The remora is a marine fish famous for its unique ability to attach to larger animals like sharks, whales, and sea turtles. This behavior, known as hitchhiking, allows the remora to travel vast distances without expending its own energy. The answer is generally no, though the relationship is not entirely without cost. The remora’s specialized anatomy and the nature of its ecological partnership mean that significant injury to the host is rare.
Anatomy of Attachment: The Suction Disc
The remora’s remarkable ability to adhere to a host is due to a highly specialized organ on the top of its head, which is not a mere suction cup but a modified dorsal fin. The oval-shaped disc functions by combining the power of a vacuum seal with mechanical friction.
The outer edge of the disc is lined with a soft, fleshy lip that creates a watertight seal against the host’s skin. Inside this seal are multiple rows of bony, plate-like structures called lamellae, which can be raised and lowered by the remora. These lamellae are equipped with microscopic, tooth-like spinules that provide friction against the host’s surface.
The remora creates the vacuum by lifting the lamellae, which lowers the pressure within the sealed disc chamber. This mechanism allows the fish to remain firmly attached even when the host swims at high speeds or makes sudden movements. Crucially, because the attachment relies on a pressure differential and surface friction, the remora does not need to bite, pierce, or hook into the host’s skin.
Defining the Relationship: Commensalism
The ecological classification of the remora-host interaction is commensalism. This type of symbiotic relationship means that one species, the remora, benefits, while the other species, the host, is generally neither helped nor harmed. The remora gains three primary advantages: free transportation, protection from its own predators, and an expanded food source.
Its proximity to the host also offers a continuous supply of food, consisting of the host’s leftover meal scraps and shed skin cells. Some observations even suggest a mutualistic element, where the remora actively feeds on external parasites attached to the host, effectively providing a cleaning service.

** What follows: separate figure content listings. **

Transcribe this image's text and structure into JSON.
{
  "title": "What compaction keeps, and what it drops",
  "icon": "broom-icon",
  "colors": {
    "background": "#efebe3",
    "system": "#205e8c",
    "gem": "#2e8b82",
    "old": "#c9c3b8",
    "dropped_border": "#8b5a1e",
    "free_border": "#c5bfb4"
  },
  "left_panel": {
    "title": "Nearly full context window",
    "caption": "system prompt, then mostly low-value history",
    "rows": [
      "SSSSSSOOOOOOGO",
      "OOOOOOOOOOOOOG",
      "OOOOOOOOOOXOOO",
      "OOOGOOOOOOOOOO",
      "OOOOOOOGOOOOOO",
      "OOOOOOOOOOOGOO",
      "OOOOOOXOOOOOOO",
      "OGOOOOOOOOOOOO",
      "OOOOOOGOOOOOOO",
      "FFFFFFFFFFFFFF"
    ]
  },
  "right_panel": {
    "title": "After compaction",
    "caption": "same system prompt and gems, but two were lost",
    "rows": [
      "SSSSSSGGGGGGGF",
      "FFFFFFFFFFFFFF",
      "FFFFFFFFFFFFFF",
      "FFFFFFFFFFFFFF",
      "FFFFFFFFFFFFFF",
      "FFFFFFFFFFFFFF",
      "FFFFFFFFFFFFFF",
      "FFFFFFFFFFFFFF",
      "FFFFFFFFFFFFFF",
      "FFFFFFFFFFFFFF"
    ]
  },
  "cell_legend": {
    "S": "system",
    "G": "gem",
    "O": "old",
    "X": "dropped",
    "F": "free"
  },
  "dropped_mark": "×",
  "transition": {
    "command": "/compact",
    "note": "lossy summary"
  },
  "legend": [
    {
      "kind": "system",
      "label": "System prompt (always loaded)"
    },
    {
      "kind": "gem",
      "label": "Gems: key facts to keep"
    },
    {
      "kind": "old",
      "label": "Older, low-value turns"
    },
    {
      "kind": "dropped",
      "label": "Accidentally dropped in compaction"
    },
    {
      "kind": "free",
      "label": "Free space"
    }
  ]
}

Potential Drawbacks for the Host
While the remora does not intentionally inflict pain, the relationship can impose minor physiological costs on the host. The increase in hydrodynamic drag is the primary drawback. The presence of one or multiple remoras disrupts the host’s streamlined body shape, forcing the animal to expend slightly more energy to maintain its swimming speed.
The cumulative effect of several remoras attached to a single host can increase this drag, potentially slowing down the host. For large, fast-swimming animals like sharks, this energetic cost is likely negligible, but for smaller or already stressed hosts, the effect could be more pronounced.
The friction created by the remora’s spinule-equipped lamellae, while non-invasive, can also cause minor surface irritation. Repeated attachment and detachment in the same area may lead to localized reddening or slight surface lesions, particularly on hosts with delicate or compromised skin.